I have already mentioned that the great all-dominating question now is for the Socialist party, taken as a whole, to harmonise its ideal of society with the libertarian movement that germinates in the spirit of the masses, in literature, in science, in philosophy. It is also, it is especially so, to rouse the spirit of popular initiative.

Now, it is precisely the workers' and peasants' initiative that all parties—the Socialist authoritarian party included—have always stifled, wittingly or not, by party discipline. Committees, centres, ordering everything; local organs having but to obey, "so as not to put the unity of the organisation in danger." A whole teaching, in a word; a whole false history, written to serve that purpose, a whole incomprehensible pseudo-science of economics, elaborated to this end.

Well, then, those who will work to break up these superannuated tactics, those who will know how to rouse the spirit of initiative in individuals and in groups, those who will be able to create in their mutual relations a movement and a life based on the principles of free understanding—those that will understand that variety, conflict even, is life, and that uniformity is death,—they will work, not for future centuries, but in good earnest for the next revolution, for our own times.


We need not fear the dangers and "abuses" of liberty. It is only those who do nothing who make no mistakes. As to those who only know how to obey, they make just as many, and more, mistakes than those who strike out their own path in trying to act in the direction their intelligence and their social education suggest to them. The ideal of liberty of the individual—if it is incorrectly understood owing to surroundings where the notion of solidarity is insufficiently accentuated by institutions—can certainly lead isolated men to acts that are repugnant to the social sentiments of humanity. Let us admit that it does happen: is it, however, a reason for throwing the principle of liberty overboard? Is it a reason for accepting the teaching of those masters who, in order to prevent "digressions," reestablish the censure of an enfranchised press and guillotine advanced parties to maintain uniformity and discipline—that which, when all is said, was in 1793 the best means of insuring the triumph of reaction?

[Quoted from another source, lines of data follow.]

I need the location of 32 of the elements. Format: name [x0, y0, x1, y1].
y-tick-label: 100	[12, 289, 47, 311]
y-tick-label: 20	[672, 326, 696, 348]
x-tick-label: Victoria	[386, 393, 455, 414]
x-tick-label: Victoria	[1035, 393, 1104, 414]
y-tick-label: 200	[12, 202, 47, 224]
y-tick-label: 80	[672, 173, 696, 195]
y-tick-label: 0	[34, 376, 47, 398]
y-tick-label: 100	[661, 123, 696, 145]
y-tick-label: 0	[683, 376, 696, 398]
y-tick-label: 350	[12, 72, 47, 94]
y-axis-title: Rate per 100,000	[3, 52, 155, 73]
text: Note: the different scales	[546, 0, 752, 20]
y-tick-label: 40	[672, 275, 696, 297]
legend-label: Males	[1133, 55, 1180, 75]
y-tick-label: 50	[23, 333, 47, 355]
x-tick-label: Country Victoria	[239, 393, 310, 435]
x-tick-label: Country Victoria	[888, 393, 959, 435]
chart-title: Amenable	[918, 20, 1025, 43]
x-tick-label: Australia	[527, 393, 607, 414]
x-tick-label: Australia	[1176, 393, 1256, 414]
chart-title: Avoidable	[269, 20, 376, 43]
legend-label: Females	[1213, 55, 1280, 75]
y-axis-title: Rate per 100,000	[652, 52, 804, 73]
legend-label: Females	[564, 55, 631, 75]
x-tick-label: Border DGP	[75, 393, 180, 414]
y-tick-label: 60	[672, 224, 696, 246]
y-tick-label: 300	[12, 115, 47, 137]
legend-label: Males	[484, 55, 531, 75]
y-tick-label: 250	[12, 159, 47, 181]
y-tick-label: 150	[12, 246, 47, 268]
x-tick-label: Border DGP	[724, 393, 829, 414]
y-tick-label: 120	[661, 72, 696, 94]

The only thing to be done when we see anti-social acts committed in the name of liberty of the individual, is to repudiate the principle of "each for himself and God for all," and to have the courage to say aloud in any one's presence what we think of such acts. This can perhaps bring about a conflict; but conflict is life itself. And from the conflict will arise an appreciation of those acts far more just than all those appreciations which could have been produced under the influence of old-established ideas.